As the last story indicates, the current policy recommends more significant use of pharmacy to help cut demand for GP appointments. The primary care recovery plan includes a role for pharmacists being able to treat some common and straightforward conditions, including prescribing some medication. We will be undertaking further research on pharmacy's role in improving primary care later this year.

However, nothing in the primary care recovery plan tackles issues of shortage of supply of medication. Whilst the NHS long term workforce plan commits to expand training places for pharmacists by 29%, this won't happen until 2028/29. 
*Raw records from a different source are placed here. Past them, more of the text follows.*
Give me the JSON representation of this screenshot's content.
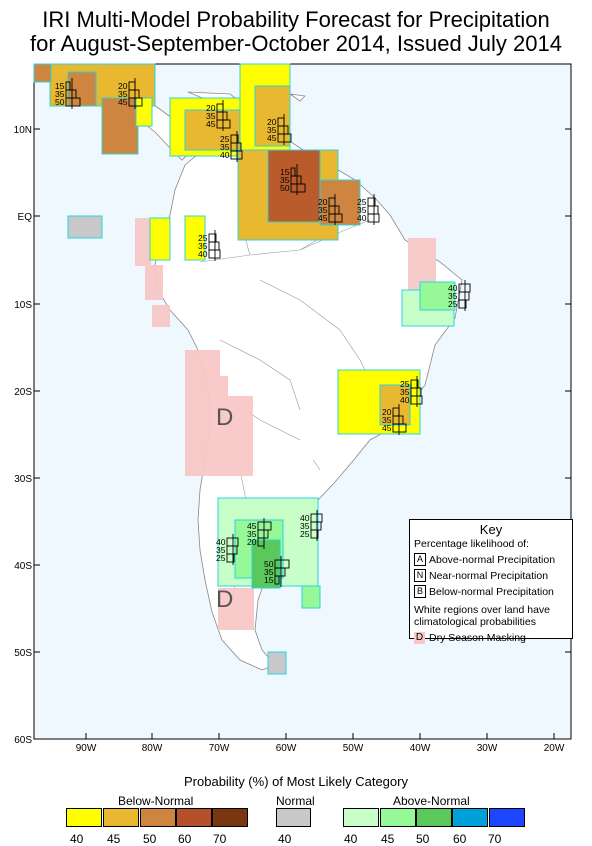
{
  "title": {
    "line1": "IRI Multi-Model Probability Forecast for Precipitation",
    "line2": "for August-September-October 2014, Issued July 2014"
  },
  "axes": {
    "lat_labels": [
      "10N",
      "EQ",
      "10S",
      "20S",
      "30S",
      "40S",
      "50S",
      "60S"
    ],
    "lon_labels": [
      "90W",
      "80W",
      "70W",
      "60W",
      "50W",
      "40W",
      "30W",
      "20W"
    ]
  },
  "map_labels": {
    "dry_north": "D",
    "dry_south": "D"
  },
  "forecast_boxes": [
    {
      "vals": [
        "15",
        "35",
        "50"
      ]
    },
    {
      "vals": [
        "20",
        "35",
        "45"
      ]
    },
    {
      "vals": [
        "20",
        "35",
        "45"
      ]
    },
    {
      "vals": [
        "20",
        "35",
        "45"
      ]
    },
    {
      "vals": [
        "25",
        "35",
        "40"
      ]
    },
    {
      "vals": [
        "15",
        "35",
        "50"
      ]
    },
    {
      "vals": [
        "20",
        "35",
        "45"
      ]
    },
    {
      "vals": [
        "25",
        "35",
        "40"
      ]
    },
    {
      "vals": [
        "25",
        "35",
        "40"
      ]
    },
    {
      "vals": [
        "40",
        "35",
        "25"
      ]
    },
    {
      "vals": [
        "25",
        "35",
        "40"
      ]
    },
    {
      "vals": [
        "20",
        "35",
        "45"
      ]
    },
    {
      "vals": [
        "45",
        "35",
        "20"
      ]
    },
    {
      "vals": [
        "40",
        "35",
        "25"
      ]
    },
    {
      "vals": [
        "40",
        "35",
        "25"
      ]
    },
    {
      "vals": [
        "50",
        "35",
        "15"
      ]
    }
  ],
  "key": {
    "title": "Key",
    "subtitle": "Percentage likelihood of:",
    "items": [
      {
        "letter": "A",
        "text": "Above-normal Precipitation"
      },
      {
        "letter": "N",
        "text": "Near-normal Precipitation"
      },
      {
        "letter": "B",
        "text": "Below-normal Precipitation"
      }
    ],
    "note": "White regions over land have climatological probabilities",
    "dry_letter": "D",
    "dry_text": "Dry Season Masking"
  },
  "legend": {
    "title": "Probability (%) of Most Likely Category",
    "below_label": "Below-Normal",
    "normal_label": "Normal",
    "above_label": "Above-Normal",
    "below_ticks": [
      "40",
      "45",
      "50",
      "60",
      "70"
    ],
    "normal_tick": "40",
    "above_ticks": [
      "40",
      "45",
      "50",
      "60",
      "70"
    ],
    "below_colors": [
      "#ffff00",
      "#e8b830",
      "#cd853f",
      "#b5512a",
      "#7a3511"
    ],
    "normal_color": "#c8c8c8",
    "above_colors": [
      "#c8ffc8",
      "#96f896",
      "#5ac85a",
      "#00a0d8",
      "#1e46ff"
    ]
  }
}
At the same time, an NHS survey of pharmacy workforce shows a six per cent decrease in full-time equivalent posts in 2022 compared to 2021 and a 15% decline in the number of employed pharmacists.

What we'd like to see

Action on the workforce

We welcome that the recent NHS Long Term Workforce Plan commits to increasing the recruitment of pharmacists over the coming years. However, action on the workforce is required in the short term to help prevent temporary closures, especially at short notice. We must make the best use of the existing force we have. The workforce plan states that the Government will consult on how pharmacy technicians can work most effectively as part of more comprehensive primary care teams and across the NHS, for example, and we urge this consultation to be taken forward as soon as possible. 

Tackle medicine shortages 

Healthcare leaders should urgently consider how to tackle medicine shortages and set out how they will address them as part of the forthcoming winter planning.